Denis Malone, OCBC Bank head, group operations, said customers' data confidentiality is very important to the bank and measures are put in place to protect customers' data and information.

He said: "Outsourcing of our operations is done very selectively with the bulk of them performed internally. However, whether the operation is done internally or outsourced to a third party, we exact the same high standards required to protect and secure our customers' data and information."

DBS Bank, the largest bank in South-east Asia, also uses outside vendors. In Singapore, the vendor is not Fuji Xerox but BT understands that DBS Bank (Hong Kong) uses a subsidiary of Fuji Xerox, Fuji Xerox Document Management Solutions Asia Ltd (FXDMS), for selected customer communications.

It is a different legal entity and there is no indication of any compromise of FXDMS's systems in Hong Kong, said a source.

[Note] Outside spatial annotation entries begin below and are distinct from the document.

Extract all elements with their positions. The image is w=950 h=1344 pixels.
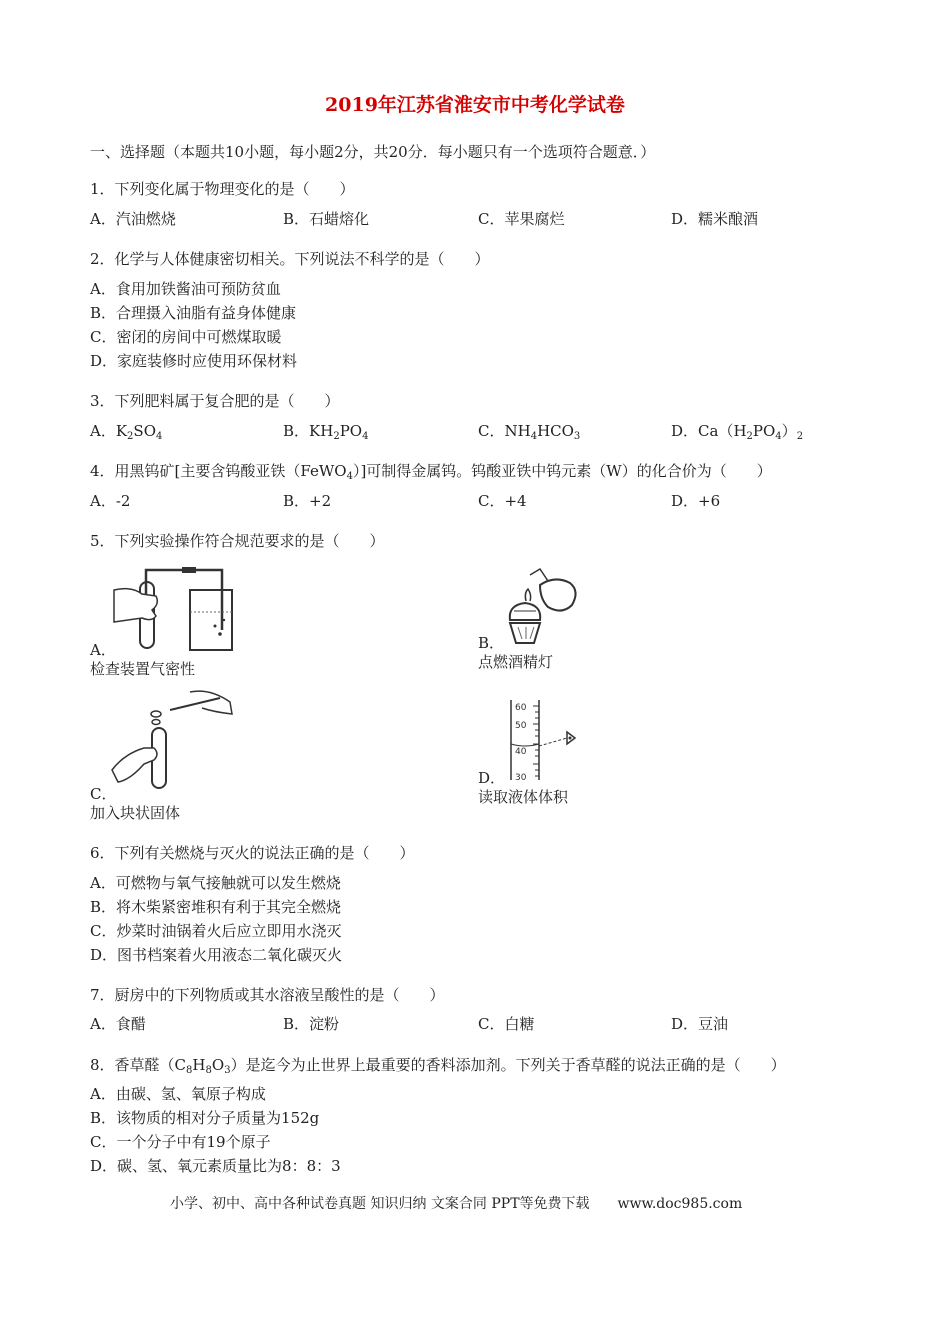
- q1-option-b: B．石蜡熔化: [283, 210, 370, 228]
- q5-option-d-caption: 读取液体体积: [478, 788, 569, 806]
- question-6-stem: 6．下列有关燃烧与灭火的说法正确的是（ ）: [90, 844, 415, 862]
- q6-option-c: C．炒菜时油锅着火后应立即用水浇灭: [90, 922, 342, 940]
- q4-option-a: A．-2: [90, 492, 131, 510]
- q3-option-d: D．$Ca(H_2PO_4)_2$: [671, 422, 804, 442]
- question-2-stem: 2．化学与人体健康密切相关。下列说法不科学的是（ ）: [90, 250, 490, 268]
- q1-option-a: A．汽油燃烧: [90, 210, 176, 228]
- q5-option-c-caption: 加入块状固体: [90, 804, 181, 822]
- q7-option-b: B．淀粉: [283, 1015, 340, 1033]
- q2-option-b: B．合理摄入油脂有益身体健康: [90, 304, 297, 322]
- question-8-stem: 8．香草醛$(C_8H_8O_3)$是迄今为止世界上最重要的香料添加剂。下列关于香草醛的说法正确的是（ ）: [90, 1056, 786, 1076]
- scale-label-60: 60: [515, 703, 527, 713]
- q3-option-b: B．$KH_2PO_4$: [283, 422, 369, 442]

BT understands also that the bank has fielded some calls from clients asking about data confidentiality.

"All the bank's outsourcing arrangements are managed under stringent risk controls that are compliant with regulations and local laws," said a DBS spokeswoman.

"We also conduct regular reviews of our outsourcing policies and work closely with our vendors to review their respective security processes. There is no indication that any customer data has been compromised," she said.

StanChart itself had calls from other customers and has reassured them that the incident does not impact them, a bank spokeswoman said.

But she declined to provide any information on the communications between the private bank clients and the bank about the case.

Ian Williams, HSBC Singapore's chief risk officer, said: "We cannot say or do anything that may potentially put our customers at risk. Therefore, we cannot talk about how or what we do, or which vendors we work with."